I've not much idea about electronics, but I managed to do some little projects in the past. Now I'd like to place some RGB LEDs in my desktop PC windowed case. For that, I bought a 5050 SMD strip with 300 RGB LED's (5 meters). Now I want to control it with an Arduino Uno.

I followed these two tutorials:

RGB LED Strip Controlled by an Arduino

*notice there is a misplaced resistor on red color

Adafruit Tutorial – RGB LED Strips

I'm using IRFZ44N MOSFETs, as shown in the first tutorial. The LED strip is being powered with 12V from an ATX PSU (not the one in my computer). I want to power (and send serial data to) the Arduino board by using an USB cable connected to the computer.

Everything is working, but my problem is that I get noise into my speakers (monitor built-in) when:

  1. PSU is powering the LEDs.
  2. PWM values are varying (color fading).
  3. The USB cable is connecting the Arduino and the computer.
  4. Audio cable is connecting the monitor and the computer (or my project's GND).
  5. Speakers (monitor) are on.

I saw very few similar cases on internet. They speak about capacitors and inductors, but I can't get what and where should I be adding to my project.

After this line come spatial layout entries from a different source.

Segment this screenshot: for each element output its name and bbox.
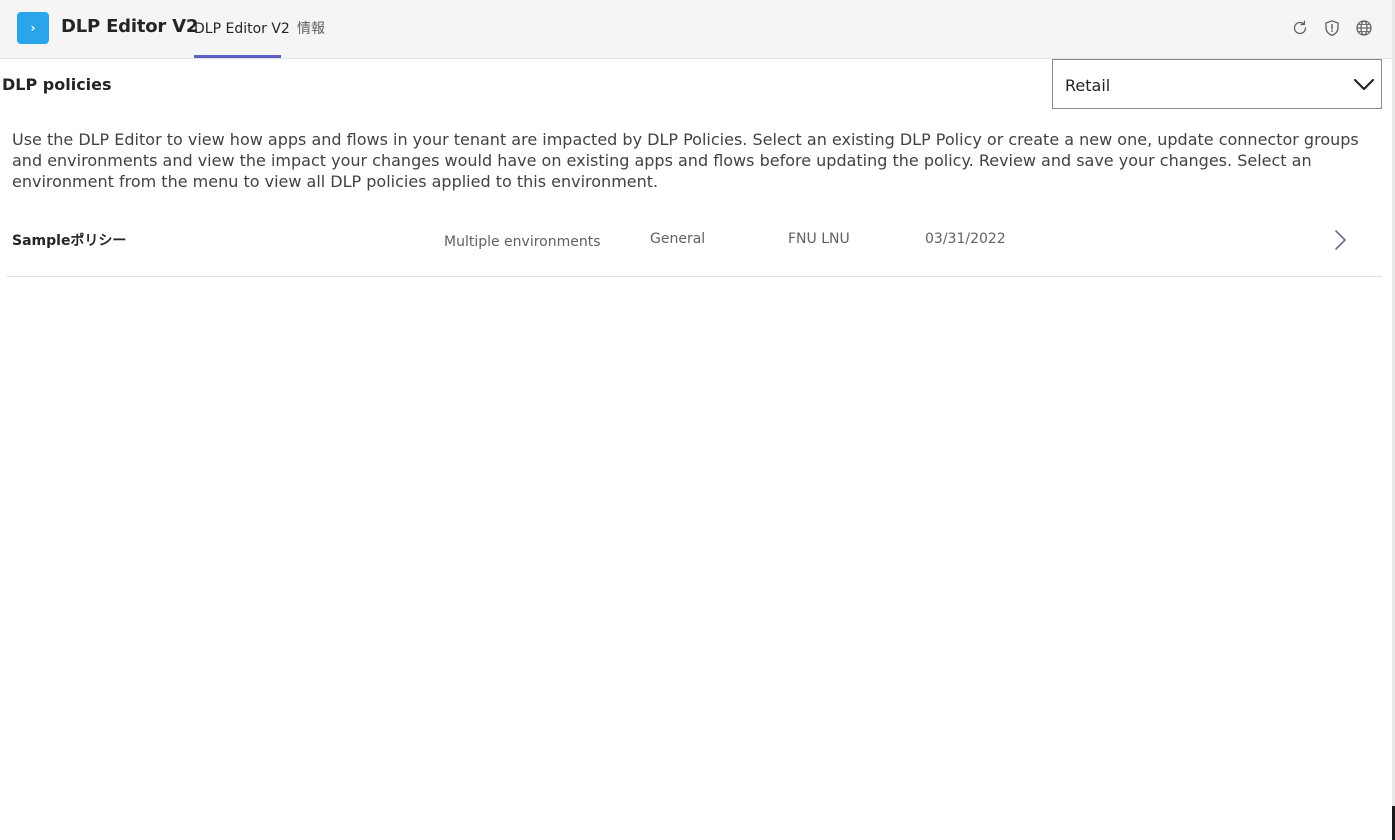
chevron-down-icon bbox=[1353, 74, 1375, 94]
app-icon-glyph: › bbox=[30, 21, 36, 35]
tab-dlp-editor[interactable]: DLP Editor V2 bbox=[194, 0, 290, 58]
globe-icon[interactable] bbox=[1354, 18, 1374, 38]
chevron-right-icon[interactable] bbox=[1333, 229, 1349, 251]
app-header: › DLP Editor V2 DLP Editor V2 情報 bbox=[0, 0, 1392, 59]
app-title: DLP Editor V2 bbox=[61, 16, 199, 37]
environment-select[interactable]: Retail bbox=[1052, 59, 1382, 109]
description-text: Use the DLP Editor to view how apps and … bbox=[12, 130, 1359, 191]
tab-info[interactable]: 情報 bbox=[297, 0, 325, 58]
policy-group: General bbox=[650, 231, 706, 247]
policy-name: Sampleポリシー bbox=[12, 233, 127, 249]
app-icon[interactable]: › bbox=[17, 12, 49, 44]
shield-icon[interactable] bbox=[1322, 18, 1342, 38]
policy-owner: FNU LNU bbox=[788, 231, 850, 247]
policy-environments: Multiple environments bbox=[444, 234, 601, 250]
refresh-icon[interactable] bbox=[1290, 18, 1310, 38]
policy-row[interactable]: Sampleポリシー Multiple environments General… bbox=[7, 214, 1382, 277]
section-title: DLP policies bbox=[2, 75, 112, 94]
environment-select-value: Retail bbox=[1065, 76, 1111, 95]
policy-date: 03/31/2022 bbox=[925, 231, 1006, 247]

Update: It tried by powering my LEDs with a wall AC adapter at 9V and 12V and the noise disappeared. But I still need to know how to remove the noise when using a computer ATX PSU like this:

ATX PSU

Best Answer

Please use an opto-isolated device to trigger or replace the FETs and share your results.

This will isolate the (ATX1 + FET + LED) circuit from the (ATX2 + Arduino + speakers) circuit.

Edit:
The power supplies are SMPS operating at different frequencies. You have tied their grounds together and are grounding signals from one through the other. The speakers' V- (ATX1 + ATX2) is fluctuating at a different frequency than its V+ (ATX2 only) so, you hear noise. You may have overlooked that the monitor is grounded through it's own power cable and ATX2 (via the video cable).